RE: It is not Chinese - Jorge_Stolfi - 16-06-2025

(16-06-2025, 09:11 AM)Aga Tentakulus Wrote: You are not allowed to view links. Register or Login to view.Now imagine that the VM is a combination system like in my example.

Indeed the Author clearly designed the script by combining a small set of simple strokes in (almost) all possible ways:

Filename: page14.png Size: 23.6 KB 16-06-2025, 11:12 AM

My guess is that the motivation was to optimize the speed of writing. This seems to be a common feature of stenography (not "ga"!) schemes.

All the best, --jorge

RE: It is not Chinese - oshfdk - 16-06-2025

(16-06-2025, 11:18 AM)Jorge_Stolfi Wrote: You are not allowed to view links. Register or Login to view.Indeed the Author clearly designed the script by combining a small set of simple strokes in (almost) all possible ways:

My guess is that the motivation was to optimize the speed of writing. This seems to be a common feature of stenography (not "ga"!) schemes.

There have been anecdotal reports that Voynichese is not very convenient to write, at least not with a quill. I tend to agree, though my personal experience with quills is limited. The most obvious examples are the gallows. If these are just 4 characters, then using a simple v shape rotated in 4 cardinal directions would create a much simpler script, and in the extremely rare cases where proper v is used, it could be replaced with a more elaborate symbol.

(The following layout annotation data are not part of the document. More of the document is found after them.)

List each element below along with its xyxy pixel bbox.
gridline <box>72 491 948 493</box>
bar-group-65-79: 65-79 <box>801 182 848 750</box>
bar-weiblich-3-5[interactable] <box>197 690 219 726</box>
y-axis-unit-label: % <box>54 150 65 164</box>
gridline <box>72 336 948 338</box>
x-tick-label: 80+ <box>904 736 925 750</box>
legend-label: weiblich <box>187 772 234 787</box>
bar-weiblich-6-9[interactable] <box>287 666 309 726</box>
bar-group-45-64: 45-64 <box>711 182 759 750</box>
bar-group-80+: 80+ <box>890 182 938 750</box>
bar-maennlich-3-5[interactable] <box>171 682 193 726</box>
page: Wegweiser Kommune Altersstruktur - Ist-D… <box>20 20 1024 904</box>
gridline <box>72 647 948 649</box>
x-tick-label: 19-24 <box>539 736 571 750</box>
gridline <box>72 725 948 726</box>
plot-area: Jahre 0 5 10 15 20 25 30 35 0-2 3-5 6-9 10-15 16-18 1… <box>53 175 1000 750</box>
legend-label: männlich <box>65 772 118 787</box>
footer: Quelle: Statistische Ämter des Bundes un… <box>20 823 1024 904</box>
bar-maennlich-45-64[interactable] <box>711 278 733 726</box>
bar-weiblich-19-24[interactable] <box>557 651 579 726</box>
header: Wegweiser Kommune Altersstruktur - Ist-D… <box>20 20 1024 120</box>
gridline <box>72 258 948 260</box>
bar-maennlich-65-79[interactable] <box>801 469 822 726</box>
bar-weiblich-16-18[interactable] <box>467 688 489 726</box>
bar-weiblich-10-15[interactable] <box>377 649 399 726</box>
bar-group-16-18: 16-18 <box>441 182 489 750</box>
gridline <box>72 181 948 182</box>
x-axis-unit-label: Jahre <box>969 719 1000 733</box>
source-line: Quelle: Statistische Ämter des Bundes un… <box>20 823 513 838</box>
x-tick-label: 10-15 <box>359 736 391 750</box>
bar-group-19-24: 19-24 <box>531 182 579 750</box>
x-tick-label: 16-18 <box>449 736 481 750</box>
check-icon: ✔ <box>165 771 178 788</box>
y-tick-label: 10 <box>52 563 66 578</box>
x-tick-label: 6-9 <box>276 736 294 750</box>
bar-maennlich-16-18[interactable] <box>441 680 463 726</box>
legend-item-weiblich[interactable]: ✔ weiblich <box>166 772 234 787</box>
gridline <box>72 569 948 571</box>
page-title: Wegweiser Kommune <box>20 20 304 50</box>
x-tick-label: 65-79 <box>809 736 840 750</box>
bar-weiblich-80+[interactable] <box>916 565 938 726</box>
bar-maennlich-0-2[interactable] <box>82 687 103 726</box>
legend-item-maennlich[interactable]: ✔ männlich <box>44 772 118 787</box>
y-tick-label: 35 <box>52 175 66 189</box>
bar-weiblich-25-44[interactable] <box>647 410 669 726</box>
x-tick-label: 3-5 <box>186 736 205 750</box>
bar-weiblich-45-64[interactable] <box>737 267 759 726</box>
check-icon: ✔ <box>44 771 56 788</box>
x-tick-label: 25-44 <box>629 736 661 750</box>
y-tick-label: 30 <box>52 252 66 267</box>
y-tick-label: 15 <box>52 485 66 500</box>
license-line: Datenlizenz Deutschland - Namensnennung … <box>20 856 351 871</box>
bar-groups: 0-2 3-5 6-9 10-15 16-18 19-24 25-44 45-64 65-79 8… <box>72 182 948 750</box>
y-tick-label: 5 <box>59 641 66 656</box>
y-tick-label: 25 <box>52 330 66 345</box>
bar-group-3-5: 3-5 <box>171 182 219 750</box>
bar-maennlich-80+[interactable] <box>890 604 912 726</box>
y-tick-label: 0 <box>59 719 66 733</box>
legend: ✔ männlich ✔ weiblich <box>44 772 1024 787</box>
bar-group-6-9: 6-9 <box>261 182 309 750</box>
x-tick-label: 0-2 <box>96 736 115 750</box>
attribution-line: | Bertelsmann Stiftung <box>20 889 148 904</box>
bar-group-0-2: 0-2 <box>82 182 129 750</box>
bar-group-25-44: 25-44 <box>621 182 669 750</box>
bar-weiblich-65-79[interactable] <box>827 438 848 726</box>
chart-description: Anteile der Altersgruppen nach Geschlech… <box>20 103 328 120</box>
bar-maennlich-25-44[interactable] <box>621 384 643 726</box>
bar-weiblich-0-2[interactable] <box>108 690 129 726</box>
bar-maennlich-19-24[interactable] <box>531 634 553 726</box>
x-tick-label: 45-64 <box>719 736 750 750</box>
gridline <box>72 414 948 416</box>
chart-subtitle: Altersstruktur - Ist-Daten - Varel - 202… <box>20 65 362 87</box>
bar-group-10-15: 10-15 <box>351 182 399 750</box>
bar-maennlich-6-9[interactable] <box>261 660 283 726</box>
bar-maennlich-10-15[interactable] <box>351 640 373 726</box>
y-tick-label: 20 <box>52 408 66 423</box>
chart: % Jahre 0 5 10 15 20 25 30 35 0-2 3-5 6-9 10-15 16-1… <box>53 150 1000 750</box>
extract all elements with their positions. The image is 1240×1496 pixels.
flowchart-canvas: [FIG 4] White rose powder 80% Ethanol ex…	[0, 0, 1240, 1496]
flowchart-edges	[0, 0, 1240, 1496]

I think someone in the past proposed that the shapes of the glyphs reflect the phonology in the way similar to Korean You are not allowed to view links. Register or Login to view., where "the letters for the five basic consonants reflect the shape of the speech organs used to pronounce them". Hangul is roughly contemporary with the Voynich Manuscript, so the idea certainly wouldn't be much ahead of its time.